C’est sûrement boiteux, mais je voudrais quand même essayer. Ce soir je suis allé voir le dernier film des frères Coen,
A serious man et avant de dormir j’ai fini de lire
Lily et Braine de
Christian Gailly. Deux œuvres de fiction, l’une cinématographique, l’autre littéraire. L’une parle d’un professeur de mathématiques américain qui se débat avec toutes sortes de questions morales dans le contexte évidemment très biblique de la communauté juive traditionaliste à laquelle il appartient, en recourant notamment au conseil de trois rabbins.

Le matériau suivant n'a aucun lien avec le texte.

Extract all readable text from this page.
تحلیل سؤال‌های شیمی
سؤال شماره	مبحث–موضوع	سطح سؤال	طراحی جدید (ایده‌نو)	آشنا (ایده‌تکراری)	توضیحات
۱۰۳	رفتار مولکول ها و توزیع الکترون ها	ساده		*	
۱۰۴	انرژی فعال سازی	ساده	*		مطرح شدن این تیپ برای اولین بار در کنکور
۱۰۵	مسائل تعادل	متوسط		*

L’autre parle d’un ancien joueur de bugle, rangé des voitures, si on peut dire, puisque devenu mécanicien, après avoir combattu en Indochine et y avoir été blessé, encore que les éléments de cette fiction-là vous seront saupoudrés selon le principe habituel de l’atomisation des indices auquel recoure quasi systématiquement Christian Gailly.
Alors commençons par cette dernière fiction. Dans laquelle il est question d’un joueur de bugle, donc, autrefois engagé dans une formation de jazz qui avait son petit succès, mais voilà il s’est retiré de la scène, et aurait même oublié jusqu’à l’existence de cette vie antérieure, notamment au profit d’une amnésie partielle et passagère qu’il semble avoir contractée en étant blessé au combat dans une guerre coloniale. Évidemment on ne peut pas avoir touché au sublime en tant que musicien de jazz, sans qu’un jour où l’autre, cela finisse par vous revenir, dans le cas présent c’est d’autant plus facile de s’y soumettre que le personnage principal y est aidé par une femme, nécessairement sublime, on n’est pas, dans ce roman, à un poncif près, au point que la
vamp en question, on la rencontre en panne sur le bord de la route et que soi-même on est dépanneur, ce ne sont plus des ficelles, mais du cordage tressé gros, qui retiennent cette intrigue. Et cette tentation plus déchirante que l’ancien musicien dans sa nouvelle vie est marié, ils ont un enfant, en attendent un autre. Vous avez le sentiment d’avoir déjà lu cela quelque part ? De l’avoir lu même dans un autre livre de Christian Gailly ? Vous avez raison.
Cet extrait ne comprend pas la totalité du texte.